In this study, the impact of the original law (and changes to it) were examined for different outcome measures using monthly data on the number of charges filed for (a) all sexual offenses, (b) sexual offences involving first time offenders, (c) sexual offences involving repeat offenders, (d) sexual assaults, and (e) sexual offences against children. As one way of ruling out effects that might not be caused by the implementation of SORN laws, changes in the number of non-sexual assaults were also examined. Data were collected for 424 months starting on 1 January 1977 (before the first law came into effect) until 30 April 2012 (about 7 years after the last change).

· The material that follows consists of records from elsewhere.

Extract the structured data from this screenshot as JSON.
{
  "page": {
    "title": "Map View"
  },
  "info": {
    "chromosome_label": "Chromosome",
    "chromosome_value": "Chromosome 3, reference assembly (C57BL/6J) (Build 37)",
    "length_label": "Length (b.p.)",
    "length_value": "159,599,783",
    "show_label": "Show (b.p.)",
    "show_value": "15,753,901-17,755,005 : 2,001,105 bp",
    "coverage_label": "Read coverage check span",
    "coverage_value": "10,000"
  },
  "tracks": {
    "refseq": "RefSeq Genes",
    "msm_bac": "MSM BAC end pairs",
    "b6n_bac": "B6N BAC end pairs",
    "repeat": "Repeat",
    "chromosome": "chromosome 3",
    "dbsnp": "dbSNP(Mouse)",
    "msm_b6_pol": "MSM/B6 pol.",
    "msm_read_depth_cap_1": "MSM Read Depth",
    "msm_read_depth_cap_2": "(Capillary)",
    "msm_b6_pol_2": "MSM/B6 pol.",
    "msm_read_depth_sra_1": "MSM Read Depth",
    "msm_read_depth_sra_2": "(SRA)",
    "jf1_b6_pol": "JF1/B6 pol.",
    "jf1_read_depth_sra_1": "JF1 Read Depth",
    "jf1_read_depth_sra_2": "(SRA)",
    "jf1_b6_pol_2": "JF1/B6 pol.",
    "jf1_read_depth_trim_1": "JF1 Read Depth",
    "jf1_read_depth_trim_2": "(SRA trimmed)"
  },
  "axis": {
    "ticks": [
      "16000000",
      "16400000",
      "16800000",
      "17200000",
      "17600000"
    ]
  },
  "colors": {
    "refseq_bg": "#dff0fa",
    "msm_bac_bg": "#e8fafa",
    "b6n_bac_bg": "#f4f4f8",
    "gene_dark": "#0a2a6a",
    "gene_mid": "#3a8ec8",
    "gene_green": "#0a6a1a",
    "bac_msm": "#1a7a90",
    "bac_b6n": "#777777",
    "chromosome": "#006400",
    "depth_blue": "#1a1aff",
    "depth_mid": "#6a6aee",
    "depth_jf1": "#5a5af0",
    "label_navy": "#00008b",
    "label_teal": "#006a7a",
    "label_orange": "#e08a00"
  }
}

Because there were sufficient observations both before the laws were first implemented and after the last set of changes, it was possible to use ‘interrupted time series’ analyses to examine the impact of the change in law. Various controls were included to eliminate both seasonal trends as well as overall trends across the full time period that were not related to changes in the law. Various models were examined, but the obvious expectation was that if the law was effective, it “should have an abrupt and permanent impact on sexual offence case filings as would each of the two subsequent modifications…” (p. 1502).
The results of the study are easy to summarize and are consistent with most of the existing research on SORN laws. Texas’ SORN laws “generally reveal a lack of relationship between SORN laws and rates of all sexual offenses, or with specific measures of sexual assaults against adults, or sexual offences against children” (p. 1504). Not surprisingly, most of the sexual offences that were reported were committed by those who had not been previously arrested for a sex offence that was subject to the state’s SORN requirements.
Conclusion: “A growing number of studies suggest that the implementation of SORN requirements has had little relationship to the rates of sexual offending over time” (p. 1507). These findings, combined with the knowledge that these laws have unintended (and additionally punitive) negative impacts on those who are subject to them, should lead those interested in reducing the incidence of these serious offences to consider other approaches.
Reference: Bouffard, Jeff A. and LaQuana N. Askew (2019). Time-Series Analyses of the Impact of Sex Offender Registration and Notification Law Implementation and Subsequent Modifications on Rates of Sexual Offences. Crime & Delinquency, 65(11), 1483-1512.